Airbnb cambia approccio e rende finalmente più chiari i costi delle prenotazioni: ora, al momento della ricerca di un alloggio, viene mostrato in automatico il prezzo finale del soggiorno, comprensivo delle spese di pulizia e delle commissioni extra, con l’unica eccezione delle tasse. È una novità attesa da tempo, che sta già arrivando in tutto il mondo. Gli utenti ovviamente saranno felici di questo cambiamento dopo essere rimasti delusi in più frangenti.
Addio all’interruttore: ora è tutto incluso
Fino ad oggi, per vedere il costo reale di un alloggio era necessario attivare manualmente un’opzione, introdotta da Airbnb a partire dal 2022 in alcune aree. Ora non sarà più necessario: il prezzo completo è visibile fin da subito, direttamente nei risultati di ricerca, nelle pagine delle inserzioni e in altre sezioni della piattaforma.

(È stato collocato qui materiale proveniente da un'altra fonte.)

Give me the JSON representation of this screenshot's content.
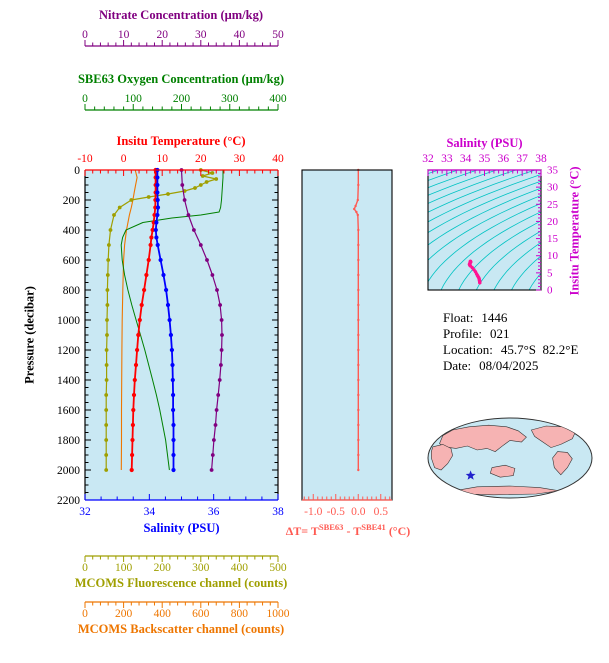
{
  "figure": {
    "bg": "#ffffff",
    "plot_bg": "#c9e8f3"
  },
  "info": {
    "float_label": "Float:",
    "float_value": "1446",
    "profile_label": "Profile:",
    "profile_value": "021",
    "location_label": "Location:",
    "location_value": "45.7°S  82.2°E",
    "date_label": "Date:",
    "date_value": "08/04/2025"
  },
  "map": {
    "ocean": "#c9e8f3",
    "land": "#f6b3b3",
    "outline": "#333333",
    "star_color": "#2222cc",
    "star": {
      "fx": 0.26,
      "fy": 0.72
    }
  },
  "chart_data": [
    {
      "id": "main_profile",
      "type": "line",
      "ylabel": "Pressure (decibar)",
      "ylim": [
        0,
        2200
      ],
      "yticks": [
        0,
        200,
        400,
        600,
        800,
        1000,
        1200,
        1400,
        1600,
        1800,
        2000,
        2200
      ],
      "grid": false,
      "legend": "none",
      "axes": [
        {
          "key": "nitrate",
          "label": "Nitrate Concentration (μm/kg)",
          "color": "#800080",
          "lim": [
            0,
            50
          ],
          "ticks": [
            0,
            10,
            20,
            30,
            40,
            50
          ],
          "mdiv": 5,
          "side": "top"
        },
        {
          "key": "oxygen",
          "label": "SBE63 Oxygen Concentration (μm/kg)",
          "color": "#008000",
          "lim": [
            0,
            400
          ],
          "ticks": [
            0,
            100,
            200,
            300,
            400
          ],
          "mdiv": 5,
          "side": "top"
        },
        {
          "key": "temperature",
          "label": "Insitu Temperature (°C)",
          "color": "#ff0000",
          "lim": [
            -10,
            40
          ],
          "ticks": [
            -10,
            0,
            10,
            20,
            30,
            40
          ],
          "mdiv": 5,
          "side": "top"
        },
        {
          "key": "salinity",
          "label": "Salinity (PSU)",
          "color": "#0000ff",
          "lim": [
            32,
            38
          ],
          "ticks": [
            32,
            34,
            36,
            38
          ],
          "mdiv": 4,
          "side": "bottom"
        },
        {
          "key": "fluorescence",
          "label": "MCOMS Fluorescence channel (counts)",
          "color": "#9f9f00",
          "lim": [
            0,
            500
          ],
          "ticks": [
            0,
            100,
            200,
            300,
            400,
            500
          ],
          "mdiv": 5,
          "side": "bottom"
        },
        {
          "key": "backscatter",
          "label": "MCOMS Backscatter channel (counts)",
          "color": "#ee7600",
          "lim": [
            0,
            1000
          ],
          "ticks": [
            0,
            200,
            400,
            600,
            800,
            1000
          ],
          "mdiv": 5,
          "side": "bottom"
        }
      ],
      "series": [
        {
          "name": "backscatter",
          "axis": "backscatter",
          "color": "#ee7600",
          "marker": false,
          "width": 1.1,
          "p": [
            0,
            50,
            100,
            150,
            200,
            250,
            300,
            400,
            500,
            600,
            800,
            1000,
            1200,
            1400,
            1600,
            1800,
            2000
          ],
          "v": [
            260,
            270,
            262,
            255,
            248,
            240,
            230,
            215,
            205,
            200,
            196,
            193,
            191,
            190,
            189,
            189,
            188
          ]
        },
        {
          "name": "fluorescence",
          "axis": "fluorescence",
          "color": "#9f9f00",
          "marker": true,
          "width": 1.2,
          "p": [
            0,
            20,
            40,
            60,
            80,
            100,
            120,
            140,
            160,
            180,
            200,
            250,
            300,
            400,
            500,
            600,
            700,
            800,
            900,
            1000,
            1100,
            1200,
            1300,
            1400,
            1500,
            1600,
            1700,
            1800,
            1900,
            2000
          ],
          "v": [
            300,
            330,
            305,
            340,
            315,
            300,
            285,
            258,
            215,
            165,
            120,
            90,
            75,
            66,
            62,
            60,
            59,
            58,
            58,
            57,
            57,
            56,
            56,
            56,
            55,
            55,
            55,
            55,
            55,
            55
          ]
        },
        {
          "name": "oxygen",
          "axis": "oxygen",
          "color": "#008000",
          "marker": false,
          "width": 1.0,
          "p": [
            0,
            50,
            100,
            150,
            200,
            250,
            280,
            300,
            320,
            350,
            400,
            450,
            500,
            600,
            700,
            800,
            900,
            1000,
            1100,
            1200,
            1300,
            1400,
            1500,
            1600,
            1700,
            1800,
            1900,
            2000
          ],
          "v": [
            286,
            286,
            285,
            284,
            283,
            281,
            278,
            240,
            180,
            120,
            85,
            78,
            75,
            77,
            82,
            89,
            97,
            106,
            115,
            124,
            132,
            140,
            148,
            155,
            161,
            167,
            171,
            175
          ]
        },
        {
          "name": "nitrate",
          "axis": "nitrate",
          "color": "#800080",
          "marker": true,
          "width": 1.2,
          "p": [
            0,
            100,
            200,
            300,
            400,
            500,
            600,
            700,
            800,
            900,
            1000,
            1100,
            1200,
            1300,
            1400,
            1500,
            1600,
            1700,
            1800,
            1900,
            2000
          ],
          "v": [
            25.0,
            25.2,
            25.8,
            26.8,
            28.2,
            30.0,
            31.6,
            33.0,
            34.2,
            35.0,
            35.4,
            35.5,
            35.4,
            35.2,
            34.9,
            34.5,
            34.1,
            33.8,
            33.4,
            33.1,
            32.8
          ]
        },
        {
          "name": "temperature",
          "axis": "temperature",
          "color": "#ff0000",
          "marker": true,
          "width": 1.8,
          "p": [
            0,
            50,
            100,
            150,
            200,
            250,
            300,
            350,
            400,
            450,
            500,
            600,
            700,
            800,
            900,
            1000,
            1100,
            1200,
            1300,
            1400,
            1500,
            1600,
            1700,
            1800,
            1900,
            2000
          ],
          "v": [
            8.3,
            8.3,
            8.3,
            8.3,
            8.25,
            8.2,
            8.0,
            7.8,
            7.5,
            7.2,
            7.0,
            6.5,
            5.9,
            5.3,
            4.7,
            4.2,
            3.8,
            3.5,
            3.2,
            2.9,
            2.7,
            2.5,
            2.4,
            2.3,
            2.2,
            2.1
          ]
        },
        {
          "name": "salinity",
          "axis": "salinity",
          "color": "#0000ff",
          "marker": true,
          "width": 1.8,
          "p": [
            0,
            50,
            100,
            150,
            200,
            250,
            300,
            350,
            400,
            450,
            500,
            600,
            700,
            800,
            900,
            1000,
            1100,
            1200,
            1300,
            1400,
            1500,
            1600,
            1700,
            1800,
            1900,
            2000
          ],
          "v": [
            34.25,
            34.25,
            34.25,
            34.25,
            34.26,
            34.27,
            34.25,
            34.22,
            34.2,
            34.22,
            34.26,
            34.35,
            34.44,
            34.52,
            34.58,
            34.63,
            34.67,
            34.7,
            34.72,
            34.73,
            34.74,
            34.74,
            34.75,
            34.75,
            34.75,
            34.75
          ]
        }
      ]
    },
    {
      "id": "delta_t",
      "type": "line",
      "title_parts": {
        "pre": "ΔT= T",
        "sup1": "SBE63",
        "mid": " - T",
        "sup2": "SBE41",
        "post": " (°C)"
      },
      "color": "#ff5a52",
      "xlim": [
        -1.25,
        0.75
      ],
      "xticks": [
        -1.0,
        -0.5,
        0.0,
        0.5
      ],
      "xtick_labels": [
        "-1.0",
        "-0.5",
        "0.0",
        "0.5"
      ],
      "ylim": [
        0,
        2200
      ],
      "series": [
        {
          "name": "delta_t",
          "color": "#ff5a52",
          "marker": true,
          "width": 1.4,
          "p": [
            0,
            100,
            200,
            240,
            260,
            280,
            300,
            400,
            500,
            600,
            700,
            800,
            900,
            1000,
            1100,
            1200,
            1300,
            1400,
            1500,
            1600,
            1700,
            1800,
            1900,
            2000
          ],
          "v": [
            0.0,
            0.0,
            -0.01,
            -0.06,
            -0.09,
            -0.04,
            -0.01,
            0.0,
            0.0,
            0.0,
            0.0,
            0.0,
            0.0,
            0.0,
            0.0,
            0.0,
            0.0,
            0.0,
            0.0,
            0.0,
            0.0,
            0.0,
            0.0,
            0.0
          ]
        }
      ]
    },
    {
      "id": "ts_diagram",
      "type": "line",
      "xlabel": "Salinity (PSU)",
      "xlim": [
        32,
        38
      ],
      "xticks": [
        32,
        33,
        34,
        35,
        36,
        37,
        38
      ],
      "ylabel": "Insitu Temperature (°C)",
      "ylim": [
        0,
        35
      ],
      "yticks": [
        0,
        5,
        10,
        15,
        20,
        25,
        30,
        35
      ],
      "axis_color": "#cc00cc",
      "contour_color": "#00c3c3",
      "curve_color": "#ff1493",
      "note": "temperature-salinity curve over isopycnal contours; curve built from salinity and temperature series of main_profile"
    }
  ]
}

Secondo l’azienda, quasi 17 milioni di persone avevano già scelto di attivare la visualizzazione del prezzo totale, segno evidente che questa era una funzione molto richiesta. Adesso sarà lo standard per tutti, e sarà accompagnato da un chiaro messaggio nella parte alta della schermata: “I prezzi includono tutte le commissioni”.
Un passo verso la trasparenza
Il cambiamento rientra in un piano più ampio di Airbnb per rendere il servizio più trasparente, anche alla luce delle pressioni ricevute negli anni scorsi da parte dell’Unione Europea. Già nel 2019, in seguito a una verifica dell’UE sulla trasparenza dei costi, erano state introdotte delle migliorie, ma questa modifica le supera tutte in chiarezza e immediatezza.
Non solo costi: si evolve anche l’organizzazione
Nel frattempo Airbnb continua a perfezionare il suo sistema anche dietro le quinte: lo scorso anno ha lanciato la rete dei co-host, figure professionali che supportano o sostituiscono i proprietari nella gestione dell’alloggio e dell’accoglienza degli ospiti. Una mossa pensata per migliorare l’esperienza di soggiorno e garantire assistenza continua anche quando l’host principale è assente.